Lego turned 50 on Monday, a fact that was discussed on many blogs and in comment sections, allowing me–and those of my generational range–to bathe ourselves in recursive online nostalgia, gazing back at minutiae long forgotten and worlds of possibility long closed to us. I admit that I indulged–hell, I bought myself a Lego advent calendar this past Christmas season–though not without a fair amount of sadness and something approaching embarrassment.
This sense has stuck with me for days, driving me to ask myself and others: Has there ever been a time during which adults gazed at their own navels and and tried to recapture their youth as the Internet era?

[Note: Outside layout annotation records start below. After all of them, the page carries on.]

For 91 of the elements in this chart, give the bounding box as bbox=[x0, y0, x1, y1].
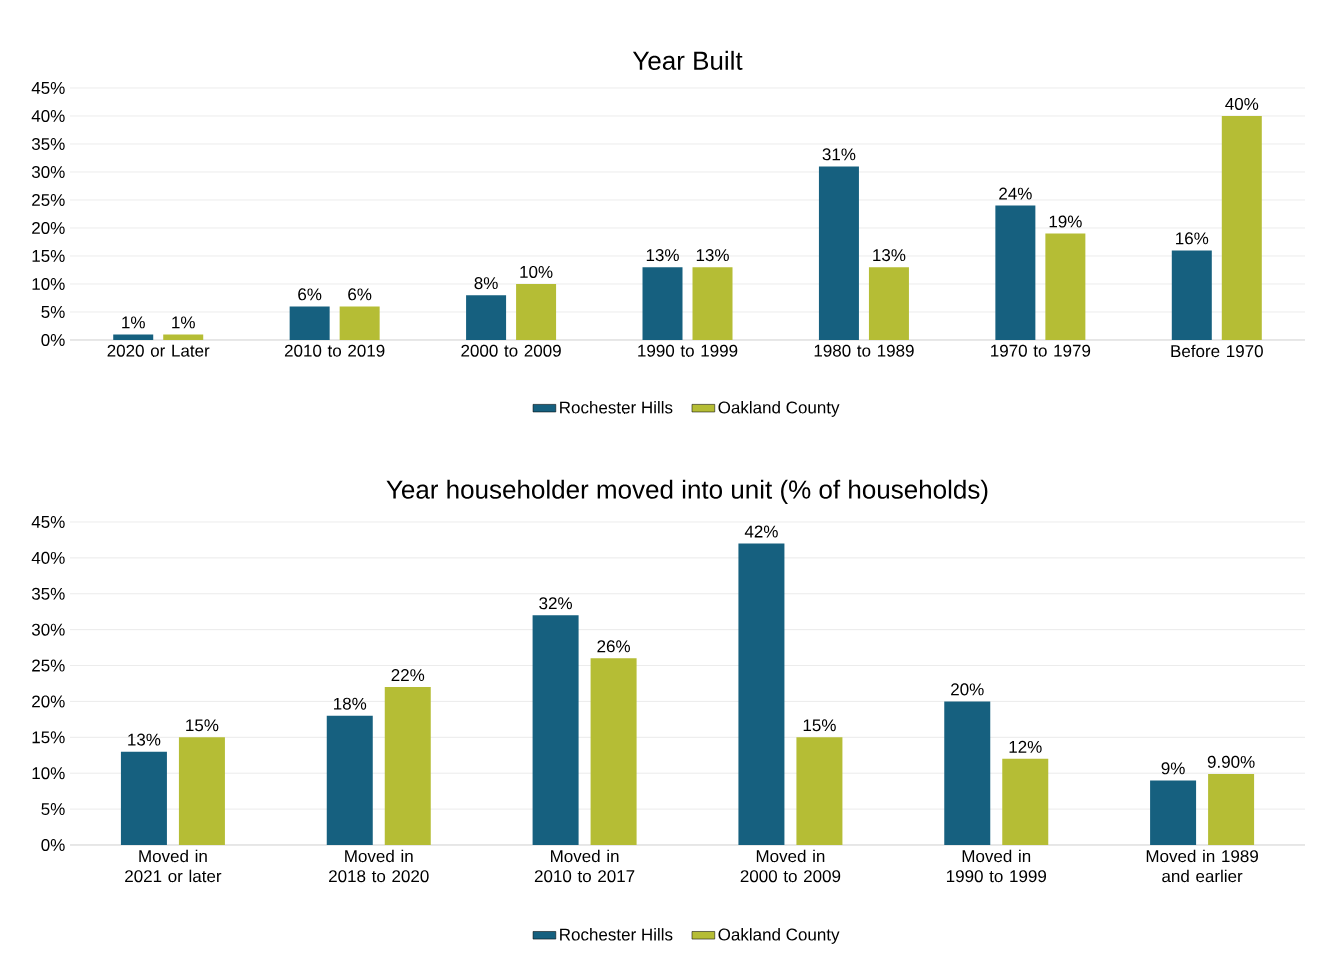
bar bbox=[1045, 233, 1086, 340]
y-tick-label: 20% bbox=[32, 695, 65, 708]
y-tick-label: 0% bbox=[41, 333, 65, 346]
data-label: 1% bbox=[172, 316, 195, 329]
x-tick-label: 1990 to 1999 bbox=[638, 344, 738, 357]
bar bbox=[868, 267, 909, 340]
x-tick-label: Moved in 1989 and earlier bbox=[1146, 849, 1258, 883]
bar bbox=[516, 283, 557, 340]
bar bbox=[466, 295, 507, 340]
y-tick-label: 35% bbox=[31, 137, 65, 150]
data-label: 15% bbox=[186, 719, 219, 732]
data-label: 26% bbox=[597, 640, 630, 653]
x-tick-label: Moved in 1990 to 1999 bbox=[946, 849, 1047, 883]
data-label: 13% bbox=[873, 249, 906, 262]
data-label: 1% bbox=[122, 316, 145, 329]
data-label: 13% bbox=[646, 249, 679, 262]
bar bbox=[1221, 115, 1262, 340]
bar bbox=[995, 205, 1036, 340]
x-tick-label: Moved in 2018 to 2020 bbox=[329, 849, 429, 883]
data-label: 13% bbox=[696, 249, 729, 262]
bar bbox=[384, 687, 431, 845]
bar bbox=[1002, 758, 1049, 845]
y-tick-label: 20% bbox=[32, 221, 65, 234]
y-tick-label: 30% bbox=[31, 165, 65, 178]
y-tick-label: 10% bbox=[32, 767, 65, 780]
y-tick-label: 45% bbox=[31, 516, 65, 528]
data-label: 6% bbox=[348, 288, 372, 301]
x-tick-label: Moved in 2021 or later bbox=[125, 849, 222, 883]
y-tick-label: 30% bbox=[31, 623, 65, 636]
bar bbox=[289, 306, 330, 340]
data-label: 9% bbox=[1161, 762, 1185, 775]
data-label: 32% bbox=[539, 597, 572, 610]
data-label: 24% bbox=[999, 187, 1032, 200]
legend-label: Rochester Hills bbox=[560, 928, 673, 941]
y-tick-label: 15% bbox=[32, 731, 65, 744]
y-tick-label: 5% bbox=[41, 803, 65, 816]
y-tick-label: 40% bbox=[31, 109, 65, 122]
x-tick-label: 2020 or Later bbox=[107, 344, 210, 357]
data-label: 12% bbox=[1009, 740, 1042, 753]
bar bbox=[339, 306, 380, 340]
data-label: 8% bbox=[474, 277, 498, 290]
y-tick-label: 25% bbox=[32, 193, 65, 206]
bar bbox=[113, 334, 154, 340]
data-label: 18% bbox=[334, 697, 367, 710]
data-label: 6% bbox=[298, 288, 322, 301]
data-label: 15% bbox=[803, 719, 836, 732]
data-label: 20% bbox=[951, 683, 984, 696]
bar bbox=[163, 334, 204, 340]
data-label: 9.90% bbox=[1207, 755, 1255, 768]
bar bbox=[590, 658, 637, 845]
y-tick-label: 10% bbox=[32, 277, 65, 290]
x-tick-label: Moved in 2000 to 2009 bbox=[740, 849, 841, 883]
data-label: 42% bbox=[744, 525, 778, 538]
bar bbox=[818, 166, 859, 340]
bar bbox=[944, 701, 991, 845]
x-tick-label: Before 1970 bbox=[1171, 344, 1263, 358]
x-tick-label: 1980 to 1989 bbox=[814, 344, 914, 357]
y-tick-label: 25% bbox=[32, 659, 65, 672]
bar bbox=[738, 543, 785, 845]
y-tick-label: 35% bbox=[31, 587, 65, 600]
x-tick-label: 1970 to 1979 bbox=[991, 344, 1091, 357]
bar bbox=[326, 715, 373, 845]
data-label: 22% bbox=[391, 669, 425, 682]
data-label: 19% bbox=[1049, 215, 1082, 228]
data-label: 40% bbox=[1225, 97, 1259, 110]
chart-title: Year Built bbox=[632, 50, 743, 70]
bar bbox=[532, 615, 579, 845]
bar bbox=[796, 737, 843, 845]
y-tick-label: 40% bbox=[31, 551, 65, 564]
bar bbox=[642, 267, 683, 340]
data-label: 13% bbox=[128, 733, 161, 746]
x-tick-label: 2010 to 2019 bbox=[284, 344, 385, 357]
data-label: 10% bbox=[520, 265, 553, 278]
x-tick-label: 2000 to 2009 bbox=[461, 344, 561, 357]
bar bbox=[120, 751, 167, 845]
legend-label: Oakland County bbox=[718, 928, 840, 944]
y-tick-label: 0% bbox=[41, 838, 65, 851]
chart-title: Year householder moved into unit (% of households) bbox=[386, 479, 988, 504]
bar bbox=[1150, 780, 1197, 845]
data-label: 31% bbox=[822, 148, 856, 161]
bar bbox=[692, 267, 733, 340]
legend-label: Rochester Hills bbox=[560, 401, 673, 414]
legend-label: Oakland County bbox=[718, 401, 840, 417]
y-tick-label: 15% bbox=[32, 250, 65, 262]
data-label: 16% bbox=[1176, 232, 1209, 245]
y-tick-label: 5% bbox=[41, 306, 65, 318]
bar bbox=[1171, 250, 1212, 340]
y-tick-label: 45% bbox=[31, 82, 65, 94]
bar bbox=[178, 737, 225, 845]
bar bbox=[1208, 773, 1255, 845]
x-tick-label: Moved in 2010 to 2017 bbox=[534, 849, 635, 883]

Pundits on the right and left decry the infantalization of a certain generational range. Conservatives point to a “special snowflake” syndrome, arguing that adults in their 20s and 30s have never known strife or difficulties and as a result are ill-prepared for the responsibilities of adulthood. Critics of capitalism bemoan the infantalization of the market economy, of the primacy placed on short-term wants and acquisitions over savings and planning for the future.
In many cases, I’d chalk both arguments up to stock generation-gap panic.
Still, I can’t help but wonder if our fascination with toys and childhood does suggest a maturity gap. A lack of a sense of responsibility. A refusal to come to terms with decreased possibility, a feeling that we are entitled to the world. A delusion, perhaps, that comes from middle-class upbringings, from joining the perpetually underemployed postgrad intellectual class, from social and familial safety nets. A delusion validated by our thirst for iPhones and Wii’s, Heath Ledger death gossip and Lost spoilers. An economic luxury and intellectual dilettantism whose days may be numbered if the economy continues on this path.
Yet all the same, and while I am fully aware of the absurdity of this statement, while looking at the Lego retrospectives on Monday, I was gripped by a real sense of loss, an immutable sense of something that I would never be able to hold again. A loss of possibility and wonder that seemed implicit in those worlds my friends and I would build and share as a child. This sense is nothing new–people felt the resonance all the same in 1941 when Charles Foster Kane uttered “Rosebud”.
After all, that sense of loss is what growing older is all about. Coming to terms with the fact that possibilities are not as wide open as they once might have seemed,
This is the process of maturing. Only refracted through the recursive nostalgia of Legos, presented in day-glow vibrancy by the Internet. So Lego is our Rosebud. Is that so wrong? Are we unprepared for the responsibilities of adulthood, or merely basking in a redundantly stored wash of nostalgic memories enabled by the technologies of our age?